If a *whole number* is divisible by 2 into whole numbers then those numbers are called **even numbers**. Example: **2, 4, 6, 8,** and so on… are even numbers. But, what if you want to find the sum of first n even numbers? What formula will you use to do so?

This article is going to explain to you the method and formula to find that sum and also the **sum of first n even numbers**.

**Related Topic:** Sum of Odd Numbers Formula

Index

**General Formula for Even Numbers**

As we know, the Even numbers are

2, 4, 6, 8, 10, …

If we observe carefully, we can find an Arithmetic Progression Sequence(AP),

Here, the AP can be made into the formula as,

The formula for Even numbers = \(\)2n\(\)

## Sum of Even Numbers

Let us say the sequence of the n even numbers is

=> 2k + 2(k+1) + …… + 2(k+n-1)

From Arithmetic Progression, we know that,

\(S_n = \frac{n}{2}[2a + (n-1)d] \mbox{ OR } \frac{n}{2}[a + l]\)

Where,

\(n\) = no. of terms

\(a\) = First term of the A.P.

\(d\) = Common difference

\(l\) = Last term

And we know,

Here, a = 2k, d = 2, n = n & l = 2(k+n-1)

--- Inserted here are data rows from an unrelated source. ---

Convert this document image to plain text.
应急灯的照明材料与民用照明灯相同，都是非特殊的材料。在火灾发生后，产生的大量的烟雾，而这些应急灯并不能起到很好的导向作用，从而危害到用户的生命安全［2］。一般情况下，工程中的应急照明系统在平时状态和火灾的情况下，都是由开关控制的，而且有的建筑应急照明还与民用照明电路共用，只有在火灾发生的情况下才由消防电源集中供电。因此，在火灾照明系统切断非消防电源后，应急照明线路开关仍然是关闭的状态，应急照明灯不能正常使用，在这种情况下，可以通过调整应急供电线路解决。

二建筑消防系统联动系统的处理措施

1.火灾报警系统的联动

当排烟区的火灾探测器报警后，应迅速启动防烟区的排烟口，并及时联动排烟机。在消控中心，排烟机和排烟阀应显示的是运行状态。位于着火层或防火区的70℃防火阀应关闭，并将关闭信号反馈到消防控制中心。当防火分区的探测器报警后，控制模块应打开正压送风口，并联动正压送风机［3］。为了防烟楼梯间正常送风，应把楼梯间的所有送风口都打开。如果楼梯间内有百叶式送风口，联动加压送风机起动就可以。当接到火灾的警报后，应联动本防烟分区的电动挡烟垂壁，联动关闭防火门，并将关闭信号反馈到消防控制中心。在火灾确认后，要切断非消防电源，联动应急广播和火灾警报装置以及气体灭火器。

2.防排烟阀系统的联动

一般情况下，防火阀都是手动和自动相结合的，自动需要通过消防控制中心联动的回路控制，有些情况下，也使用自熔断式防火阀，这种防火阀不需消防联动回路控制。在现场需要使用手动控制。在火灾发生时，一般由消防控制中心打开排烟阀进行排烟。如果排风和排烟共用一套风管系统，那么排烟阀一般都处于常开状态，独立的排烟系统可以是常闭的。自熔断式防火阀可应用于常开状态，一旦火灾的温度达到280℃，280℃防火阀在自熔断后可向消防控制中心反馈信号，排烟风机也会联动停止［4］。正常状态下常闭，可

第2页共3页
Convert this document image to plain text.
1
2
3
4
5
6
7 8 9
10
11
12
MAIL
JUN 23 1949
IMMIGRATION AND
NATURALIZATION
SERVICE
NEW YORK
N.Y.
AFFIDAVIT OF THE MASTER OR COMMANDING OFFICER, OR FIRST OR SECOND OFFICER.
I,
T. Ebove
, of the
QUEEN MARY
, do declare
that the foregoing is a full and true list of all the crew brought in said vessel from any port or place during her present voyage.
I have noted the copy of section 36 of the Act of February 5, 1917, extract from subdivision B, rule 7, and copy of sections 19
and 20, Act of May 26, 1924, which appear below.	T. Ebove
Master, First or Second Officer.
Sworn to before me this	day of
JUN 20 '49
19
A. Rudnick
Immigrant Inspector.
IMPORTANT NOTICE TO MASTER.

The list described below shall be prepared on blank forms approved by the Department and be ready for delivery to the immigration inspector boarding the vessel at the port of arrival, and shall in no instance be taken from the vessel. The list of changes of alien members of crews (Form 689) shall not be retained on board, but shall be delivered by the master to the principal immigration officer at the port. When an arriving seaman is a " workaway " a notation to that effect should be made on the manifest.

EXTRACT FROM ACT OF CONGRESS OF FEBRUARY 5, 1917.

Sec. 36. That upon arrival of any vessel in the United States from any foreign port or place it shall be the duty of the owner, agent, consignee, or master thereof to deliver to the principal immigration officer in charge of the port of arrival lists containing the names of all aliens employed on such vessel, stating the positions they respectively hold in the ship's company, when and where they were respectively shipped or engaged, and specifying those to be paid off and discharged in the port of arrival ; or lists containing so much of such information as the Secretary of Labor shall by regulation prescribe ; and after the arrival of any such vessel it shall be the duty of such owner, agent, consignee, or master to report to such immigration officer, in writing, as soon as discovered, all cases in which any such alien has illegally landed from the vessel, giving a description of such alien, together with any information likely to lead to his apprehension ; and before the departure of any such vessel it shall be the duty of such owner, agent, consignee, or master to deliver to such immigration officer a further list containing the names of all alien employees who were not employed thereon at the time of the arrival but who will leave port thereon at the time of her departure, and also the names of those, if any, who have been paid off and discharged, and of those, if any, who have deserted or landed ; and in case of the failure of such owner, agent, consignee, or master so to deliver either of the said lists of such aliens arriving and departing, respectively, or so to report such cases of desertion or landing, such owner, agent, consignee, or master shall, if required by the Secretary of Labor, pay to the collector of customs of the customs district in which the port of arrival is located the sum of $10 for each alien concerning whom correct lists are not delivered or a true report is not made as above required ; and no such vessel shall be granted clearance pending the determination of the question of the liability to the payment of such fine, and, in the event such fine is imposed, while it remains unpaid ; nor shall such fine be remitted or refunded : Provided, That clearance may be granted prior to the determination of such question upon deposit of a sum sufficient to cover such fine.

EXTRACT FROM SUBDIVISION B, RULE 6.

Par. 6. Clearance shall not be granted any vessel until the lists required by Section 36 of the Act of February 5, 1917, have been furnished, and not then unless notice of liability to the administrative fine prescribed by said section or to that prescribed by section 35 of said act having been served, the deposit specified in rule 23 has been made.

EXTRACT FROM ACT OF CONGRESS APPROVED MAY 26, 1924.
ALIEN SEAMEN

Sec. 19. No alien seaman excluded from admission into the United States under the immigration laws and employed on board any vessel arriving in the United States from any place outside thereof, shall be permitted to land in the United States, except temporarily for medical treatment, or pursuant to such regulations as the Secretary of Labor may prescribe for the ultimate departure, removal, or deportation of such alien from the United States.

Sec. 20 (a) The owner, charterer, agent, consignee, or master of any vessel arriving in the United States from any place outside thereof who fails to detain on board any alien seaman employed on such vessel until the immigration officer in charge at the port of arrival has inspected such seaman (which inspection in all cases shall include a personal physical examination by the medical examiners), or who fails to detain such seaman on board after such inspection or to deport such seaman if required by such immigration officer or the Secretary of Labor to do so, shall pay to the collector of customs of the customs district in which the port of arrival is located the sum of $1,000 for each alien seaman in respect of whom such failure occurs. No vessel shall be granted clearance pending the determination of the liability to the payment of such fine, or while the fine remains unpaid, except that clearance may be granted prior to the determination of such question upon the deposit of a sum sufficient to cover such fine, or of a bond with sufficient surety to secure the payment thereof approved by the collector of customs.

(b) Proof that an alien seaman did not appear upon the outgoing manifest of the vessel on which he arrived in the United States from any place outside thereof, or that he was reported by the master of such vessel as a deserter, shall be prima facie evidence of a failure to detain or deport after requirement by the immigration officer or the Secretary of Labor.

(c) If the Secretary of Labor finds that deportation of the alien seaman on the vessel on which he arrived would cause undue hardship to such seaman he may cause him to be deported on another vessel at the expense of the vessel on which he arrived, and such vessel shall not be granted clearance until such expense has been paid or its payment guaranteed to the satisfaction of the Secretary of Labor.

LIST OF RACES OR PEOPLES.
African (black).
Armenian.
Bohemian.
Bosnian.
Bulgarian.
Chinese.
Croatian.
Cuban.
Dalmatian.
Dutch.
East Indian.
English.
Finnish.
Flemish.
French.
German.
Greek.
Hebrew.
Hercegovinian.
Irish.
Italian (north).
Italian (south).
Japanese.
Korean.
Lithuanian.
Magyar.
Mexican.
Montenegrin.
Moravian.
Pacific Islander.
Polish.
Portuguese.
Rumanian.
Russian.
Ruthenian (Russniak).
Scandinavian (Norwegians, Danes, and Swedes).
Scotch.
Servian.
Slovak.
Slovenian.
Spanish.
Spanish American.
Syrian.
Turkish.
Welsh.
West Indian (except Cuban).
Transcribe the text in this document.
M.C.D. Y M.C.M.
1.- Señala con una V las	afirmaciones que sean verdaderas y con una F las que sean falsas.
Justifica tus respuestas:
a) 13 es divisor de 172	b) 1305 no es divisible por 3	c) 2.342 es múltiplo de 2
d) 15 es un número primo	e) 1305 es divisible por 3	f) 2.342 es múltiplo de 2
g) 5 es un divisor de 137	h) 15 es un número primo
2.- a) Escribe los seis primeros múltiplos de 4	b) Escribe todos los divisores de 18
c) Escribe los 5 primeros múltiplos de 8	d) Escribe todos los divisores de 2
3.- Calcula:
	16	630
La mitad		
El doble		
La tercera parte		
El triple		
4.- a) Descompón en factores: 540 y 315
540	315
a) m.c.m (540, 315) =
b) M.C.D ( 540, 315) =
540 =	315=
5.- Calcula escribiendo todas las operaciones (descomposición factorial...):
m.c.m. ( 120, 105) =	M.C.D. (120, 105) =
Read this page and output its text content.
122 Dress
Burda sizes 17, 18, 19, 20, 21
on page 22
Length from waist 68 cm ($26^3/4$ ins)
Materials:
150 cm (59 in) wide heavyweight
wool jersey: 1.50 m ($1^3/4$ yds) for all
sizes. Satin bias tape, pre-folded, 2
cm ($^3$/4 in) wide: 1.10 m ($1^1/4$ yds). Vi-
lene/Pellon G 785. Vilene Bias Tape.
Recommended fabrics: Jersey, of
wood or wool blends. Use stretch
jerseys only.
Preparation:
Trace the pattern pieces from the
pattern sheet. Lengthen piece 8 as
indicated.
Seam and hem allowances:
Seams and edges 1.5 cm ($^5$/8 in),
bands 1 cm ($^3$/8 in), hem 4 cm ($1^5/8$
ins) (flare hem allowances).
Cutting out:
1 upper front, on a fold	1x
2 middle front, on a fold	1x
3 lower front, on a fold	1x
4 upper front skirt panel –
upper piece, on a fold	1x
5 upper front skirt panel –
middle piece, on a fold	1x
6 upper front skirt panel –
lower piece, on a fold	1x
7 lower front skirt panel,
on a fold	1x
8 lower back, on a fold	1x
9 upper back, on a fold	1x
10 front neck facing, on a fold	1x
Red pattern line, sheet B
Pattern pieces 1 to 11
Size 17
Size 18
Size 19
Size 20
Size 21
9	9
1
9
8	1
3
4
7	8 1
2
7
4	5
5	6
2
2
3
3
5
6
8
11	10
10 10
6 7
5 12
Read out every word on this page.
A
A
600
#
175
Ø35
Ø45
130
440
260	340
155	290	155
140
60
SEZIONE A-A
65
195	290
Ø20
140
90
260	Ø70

So, the sum would be \(S_n = \frac{n}{2}[2(2k) + (n-1)2]\)

= \(S_n = \frac{n}{2}[4k + 2n -2 ]\) = \(S_n = (n)[2k -1 + n]\)

**Sum of **F**irst n Even Numbers**

Lets find the sum of first \(n\) Even numbers: (\(S_n\)).

Therefore, \(S_n = 2 + 4 + 6 + 8 ….+ 2n\)

\(S_n = \sum_{i = 1} ^{n} (2i)\)

From Arithmetic Progression, we know that,

\(S_n = \frac{n}{2}[2a + (n-1)d] \mbox{ OR } \frac{n}{2}[a + l]\)

Where,

\(n\) = no. of terms

\(a\) = First term of the A.P.

\(d\) = Common difference

\(l\) = Last term

Here, \(a = 2, d = 2 \mbox{ & } l = 2n\)

Therefore, \(S_n = \frac{n}{2} [a + l]\)

\(S_n = \frac{n}{2} [2 + 2n] = n [1+n]\)

Therefore, \(S_n = n(n+1)\)

For,

- n = 1,
- \(S_1 = 2\) (&)
- \(S_1 = 1 [ 1 + 1] = 2\)

- n = 2,
- \(S_2 = 2 + 4 = 6\) (&)
- \(S_2 = 2[ 1 + 2] = 6\)

- n = 3,
- \(S_3 = 2 + 4 + 6 = 12\) (&)
- \(S_3 = 3[ 1 + 3] = 12\)

- n = 4,
- \(S_4 = 2 + 4 + 6 + 8 = 20\) (&)
- \(S_4 = 4[ 1 + 4] = 20\)

and so on… .

**Solved Examples**

**Question 1.** Find sum of first 50 Even numbers.

**Solution.** \(S_n = n[1 + n]\)

Therefore, \(S_{50} = 50[1 + 50] = 2550\)

**Question 2.** Find the sum of Even number between 50 & 100.

**Solution.** \(S_n = n[1 + n]\)

Therefore, sum of Even number between 50 & 100 = \(S_{50} – S_{25}\)

[Because there are 25 Even number in 1 to 50 & 50 Even numbers in between 1 to 100]

\(S_{25} = 25[1 + 25] = 650\)

\(S_{50} = 50[1 + 50] = 2550\)

Therefore, sum of Even number between 50 & 100 = 2550 – 650 = 1900.

**FAQs**

**What is the sum of first even Numbers?**Sum of first ‘n’ even numbers: \(S_n = n[n + 1]\)

**What are first ten even numbers?**First 10 even numbers are 2, 4, 6, 8, 10, 12, 14, 16, 18, 20

**What are even numbers?**A whole number that is divisible by 2 into whole numbers then those numbers are Even numbers.

**What is sum of first 20 natural numbers?**\(S_{20} = \frac{n(n + 1)}{2} = \frac{20(20 + 1)}{2} = 210\).